In the film, Gore travels alongside Dr. Konrad Steffen where he witnesses Greenland’s ice sheets disappearing and developing holes like “Swiss cheese.” Scientists predict arctic summers may soon be ice free, and sea levels could rise as much as seven feet in coming years.
Climate change is a major threat to the world economy and international stability.
Experts surveyed before 2017 World Economic Forum in Davos called a catastrophe created by global warming the greatest threat to the world economy. In 2015, according to the UN, approximately 15 million people were forced to leave their homes due to weather damage. This may have impacted the international refugee crisis, and political instability in Europe. The current conflict in Syria was preceded by the worst drought in 900 years, which destroyed 60 percent of farms and 80 percent of livestock, drove 1.5 million more people into cities, and may have led to increased civil unrest.
To fix the climate crisis, we have to fix the democracy crisis.

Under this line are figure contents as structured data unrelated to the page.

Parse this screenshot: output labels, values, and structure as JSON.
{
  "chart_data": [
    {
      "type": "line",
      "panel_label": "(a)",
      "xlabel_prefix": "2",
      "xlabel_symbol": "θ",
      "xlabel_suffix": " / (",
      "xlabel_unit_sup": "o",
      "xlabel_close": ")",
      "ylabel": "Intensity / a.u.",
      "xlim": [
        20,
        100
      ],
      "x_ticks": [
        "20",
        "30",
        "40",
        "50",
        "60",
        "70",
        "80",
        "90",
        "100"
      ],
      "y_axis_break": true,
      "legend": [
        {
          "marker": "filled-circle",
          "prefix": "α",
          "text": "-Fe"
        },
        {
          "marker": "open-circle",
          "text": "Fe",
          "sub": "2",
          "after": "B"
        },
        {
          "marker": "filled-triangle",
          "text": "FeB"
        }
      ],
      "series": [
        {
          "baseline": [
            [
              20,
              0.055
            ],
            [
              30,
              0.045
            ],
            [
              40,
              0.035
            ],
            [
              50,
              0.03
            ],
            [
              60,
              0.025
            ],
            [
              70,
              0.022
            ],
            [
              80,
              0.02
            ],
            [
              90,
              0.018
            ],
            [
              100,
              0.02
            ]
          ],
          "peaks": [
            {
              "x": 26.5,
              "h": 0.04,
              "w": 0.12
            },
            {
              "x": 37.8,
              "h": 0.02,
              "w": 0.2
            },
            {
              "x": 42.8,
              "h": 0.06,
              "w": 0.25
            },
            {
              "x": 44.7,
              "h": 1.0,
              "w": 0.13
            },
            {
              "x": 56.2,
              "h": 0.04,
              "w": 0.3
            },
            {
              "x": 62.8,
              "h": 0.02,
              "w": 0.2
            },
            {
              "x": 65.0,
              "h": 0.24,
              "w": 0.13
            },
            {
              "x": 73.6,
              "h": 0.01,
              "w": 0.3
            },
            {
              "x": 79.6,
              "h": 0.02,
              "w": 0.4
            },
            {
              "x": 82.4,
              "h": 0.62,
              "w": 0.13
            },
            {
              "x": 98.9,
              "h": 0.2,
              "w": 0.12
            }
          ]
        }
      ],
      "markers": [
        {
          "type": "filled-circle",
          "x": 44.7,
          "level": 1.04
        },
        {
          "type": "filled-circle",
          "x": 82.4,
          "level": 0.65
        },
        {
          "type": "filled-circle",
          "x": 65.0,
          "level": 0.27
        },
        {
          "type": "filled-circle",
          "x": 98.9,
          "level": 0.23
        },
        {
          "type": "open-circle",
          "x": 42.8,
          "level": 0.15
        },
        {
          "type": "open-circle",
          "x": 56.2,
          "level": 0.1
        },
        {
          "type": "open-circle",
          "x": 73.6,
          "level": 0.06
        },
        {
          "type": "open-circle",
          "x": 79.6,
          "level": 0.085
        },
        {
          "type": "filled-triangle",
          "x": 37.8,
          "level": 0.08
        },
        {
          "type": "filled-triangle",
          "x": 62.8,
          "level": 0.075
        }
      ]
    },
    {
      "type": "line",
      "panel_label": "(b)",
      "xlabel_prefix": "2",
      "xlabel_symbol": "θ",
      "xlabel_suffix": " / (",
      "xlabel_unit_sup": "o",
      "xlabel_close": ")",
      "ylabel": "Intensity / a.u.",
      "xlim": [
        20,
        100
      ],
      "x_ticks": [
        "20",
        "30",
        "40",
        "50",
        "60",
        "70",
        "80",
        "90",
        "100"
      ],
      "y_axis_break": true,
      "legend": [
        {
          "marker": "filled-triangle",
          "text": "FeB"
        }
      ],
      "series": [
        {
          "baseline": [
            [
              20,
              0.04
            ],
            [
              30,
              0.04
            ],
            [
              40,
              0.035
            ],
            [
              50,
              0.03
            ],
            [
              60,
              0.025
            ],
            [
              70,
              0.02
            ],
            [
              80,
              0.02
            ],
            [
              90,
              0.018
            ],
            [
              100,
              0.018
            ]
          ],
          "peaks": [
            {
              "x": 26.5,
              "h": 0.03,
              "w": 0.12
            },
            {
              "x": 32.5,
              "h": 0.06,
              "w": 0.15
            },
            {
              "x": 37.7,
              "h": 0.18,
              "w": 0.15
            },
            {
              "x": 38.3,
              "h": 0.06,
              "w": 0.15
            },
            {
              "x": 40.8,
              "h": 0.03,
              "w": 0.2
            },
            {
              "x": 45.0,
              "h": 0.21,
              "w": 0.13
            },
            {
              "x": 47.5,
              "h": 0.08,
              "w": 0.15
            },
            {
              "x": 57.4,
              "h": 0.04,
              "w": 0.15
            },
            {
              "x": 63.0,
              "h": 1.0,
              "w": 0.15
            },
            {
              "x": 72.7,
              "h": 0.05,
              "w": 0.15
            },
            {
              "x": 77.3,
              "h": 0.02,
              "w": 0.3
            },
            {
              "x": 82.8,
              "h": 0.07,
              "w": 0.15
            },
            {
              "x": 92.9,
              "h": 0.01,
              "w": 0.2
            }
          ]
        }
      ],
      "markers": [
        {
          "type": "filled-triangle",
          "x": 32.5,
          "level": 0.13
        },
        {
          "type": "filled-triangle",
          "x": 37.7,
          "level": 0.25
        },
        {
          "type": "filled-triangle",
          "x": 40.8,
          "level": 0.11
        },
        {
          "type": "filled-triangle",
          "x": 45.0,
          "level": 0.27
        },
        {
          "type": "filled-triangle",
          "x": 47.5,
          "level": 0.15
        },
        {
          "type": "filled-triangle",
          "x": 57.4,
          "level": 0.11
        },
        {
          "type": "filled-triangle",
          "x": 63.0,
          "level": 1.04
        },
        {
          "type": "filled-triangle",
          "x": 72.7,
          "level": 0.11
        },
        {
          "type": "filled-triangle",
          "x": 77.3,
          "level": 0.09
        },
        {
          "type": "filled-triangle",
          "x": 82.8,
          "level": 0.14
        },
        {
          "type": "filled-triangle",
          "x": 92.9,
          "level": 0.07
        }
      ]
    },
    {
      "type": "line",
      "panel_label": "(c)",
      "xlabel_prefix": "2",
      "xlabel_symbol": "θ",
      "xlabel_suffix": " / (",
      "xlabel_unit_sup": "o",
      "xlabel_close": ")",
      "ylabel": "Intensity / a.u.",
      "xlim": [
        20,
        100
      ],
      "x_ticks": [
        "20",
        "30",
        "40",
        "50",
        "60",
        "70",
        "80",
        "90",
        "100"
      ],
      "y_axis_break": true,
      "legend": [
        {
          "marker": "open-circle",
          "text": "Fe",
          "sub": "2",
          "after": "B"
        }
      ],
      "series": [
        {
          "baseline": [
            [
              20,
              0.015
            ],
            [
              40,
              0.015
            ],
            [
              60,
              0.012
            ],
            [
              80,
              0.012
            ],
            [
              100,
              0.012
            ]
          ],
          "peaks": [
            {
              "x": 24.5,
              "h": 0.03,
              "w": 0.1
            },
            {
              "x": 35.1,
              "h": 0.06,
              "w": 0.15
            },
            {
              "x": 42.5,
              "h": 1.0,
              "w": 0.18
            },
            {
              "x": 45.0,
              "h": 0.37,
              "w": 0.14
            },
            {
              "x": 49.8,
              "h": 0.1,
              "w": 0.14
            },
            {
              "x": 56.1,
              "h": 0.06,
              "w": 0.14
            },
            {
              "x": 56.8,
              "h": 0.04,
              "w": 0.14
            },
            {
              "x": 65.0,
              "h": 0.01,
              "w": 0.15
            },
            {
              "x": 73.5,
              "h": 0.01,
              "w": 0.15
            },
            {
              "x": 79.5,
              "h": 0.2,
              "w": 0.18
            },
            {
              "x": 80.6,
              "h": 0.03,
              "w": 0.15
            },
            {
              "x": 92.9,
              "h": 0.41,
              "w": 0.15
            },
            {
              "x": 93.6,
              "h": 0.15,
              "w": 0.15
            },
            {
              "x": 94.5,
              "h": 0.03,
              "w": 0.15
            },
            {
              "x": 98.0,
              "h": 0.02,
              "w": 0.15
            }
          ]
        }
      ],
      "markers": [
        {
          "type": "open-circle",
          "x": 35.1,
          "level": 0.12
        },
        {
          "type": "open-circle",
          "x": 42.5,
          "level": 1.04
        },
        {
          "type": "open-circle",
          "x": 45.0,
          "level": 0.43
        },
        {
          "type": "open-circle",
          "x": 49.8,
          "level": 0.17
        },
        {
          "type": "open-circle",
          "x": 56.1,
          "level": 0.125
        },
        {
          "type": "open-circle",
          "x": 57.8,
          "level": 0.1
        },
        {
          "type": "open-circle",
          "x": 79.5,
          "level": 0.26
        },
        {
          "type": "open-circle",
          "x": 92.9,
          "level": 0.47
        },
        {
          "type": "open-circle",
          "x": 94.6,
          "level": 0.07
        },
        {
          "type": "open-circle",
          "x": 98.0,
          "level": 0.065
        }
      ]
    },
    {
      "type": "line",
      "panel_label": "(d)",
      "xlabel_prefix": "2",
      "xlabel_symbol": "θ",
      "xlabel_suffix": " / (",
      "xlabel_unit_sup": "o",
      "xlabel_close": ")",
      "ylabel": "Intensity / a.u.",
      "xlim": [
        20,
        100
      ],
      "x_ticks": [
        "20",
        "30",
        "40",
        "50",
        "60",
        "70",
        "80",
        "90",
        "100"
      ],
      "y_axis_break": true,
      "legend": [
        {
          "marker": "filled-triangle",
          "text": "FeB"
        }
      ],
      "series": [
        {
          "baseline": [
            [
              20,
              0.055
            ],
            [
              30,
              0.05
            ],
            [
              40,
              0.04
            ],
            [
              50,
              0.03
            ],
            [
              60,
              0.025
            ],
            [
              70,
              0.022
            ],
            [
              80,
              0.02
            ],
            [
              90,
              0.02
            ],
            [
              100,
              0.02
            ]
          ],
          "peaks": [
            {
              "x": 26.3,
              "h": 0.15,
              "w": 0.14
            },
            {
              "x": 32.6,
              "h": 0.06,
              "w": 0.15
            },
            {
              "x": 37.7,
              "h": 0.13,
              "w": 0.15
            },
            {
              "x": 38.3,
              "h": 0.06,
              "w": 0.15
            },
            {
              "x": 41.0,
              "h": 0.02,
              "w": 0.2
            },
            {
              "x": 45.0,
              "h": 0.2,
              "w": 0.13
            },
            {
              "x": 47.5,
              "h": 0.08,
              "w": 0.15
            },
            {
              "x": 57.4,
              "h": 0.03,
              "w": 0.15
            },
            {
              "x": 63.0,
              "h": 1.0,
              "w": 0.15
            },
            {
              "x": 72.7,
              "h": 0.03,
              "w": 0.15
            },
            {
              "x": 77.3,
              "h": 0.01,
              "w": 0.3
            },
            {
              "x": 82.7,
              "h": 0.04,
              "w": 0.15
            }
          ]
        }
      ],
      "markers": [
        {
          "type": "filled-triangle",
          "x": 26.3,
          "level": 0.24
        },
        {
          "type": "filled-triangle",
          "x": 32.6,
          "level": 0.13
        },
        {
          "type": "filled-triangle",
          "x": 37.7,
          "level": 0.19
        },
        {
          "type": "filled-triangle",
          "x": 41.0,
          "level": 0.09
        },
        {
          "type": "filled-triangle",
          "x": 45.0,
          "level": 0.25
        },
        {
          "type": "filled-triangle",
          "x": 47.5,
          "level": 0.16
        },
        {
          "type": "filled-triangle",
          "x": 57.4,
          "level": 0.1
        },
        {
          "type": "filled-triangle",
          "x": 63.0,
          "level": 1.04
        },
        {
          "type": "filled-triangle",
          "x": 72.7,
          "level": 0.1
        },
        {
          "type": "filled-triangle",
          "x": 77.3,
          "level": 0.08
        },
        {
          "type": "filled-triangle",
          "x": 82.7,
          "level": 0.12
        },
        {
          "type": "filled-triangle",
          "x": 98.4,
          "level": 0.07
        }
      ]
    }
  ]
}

Gore may be a “recovering politician trying not to relapse,” but he still thinks like a lawmaker. He continues to argue that big corporations have “hacked” the political system and are obstructing progress on climate change. Gore also recognizes that to succeed in reducing carbon emissions globally, we must navigate the politics of the developing world. In the film, we see Gore meet with Indian politicians, and we hear their concerns about switching to clean energy. And at the 2015 United Nations Climate Change Conference in Paris, we watch as he helps negotiate a back channel deal that would encourage India to embrace solar energy and move away from fossil fuels.
A sustainable energy revolution is here.
In 2016, major investments were made in solar, wind, battery and electric vehicles, and financiers continued to see the economic potential of moving away from fossil fuels. The cost of solar has dropped by 85 percent in 10 years, and solar installations have increased exponentially, particularly in developing countries.
This movement has faced many obstacles, and Donald Trump is just one more.
Although Gore naturally supported Hillary Clinton’s presidential bid, he has said Trump is just another hurdle that can be overcome. At the Sundance Film Festival, Gore reiterated his optimism: “The will to act itself is a renewable resource,” he said. “No one person can stop this progress.”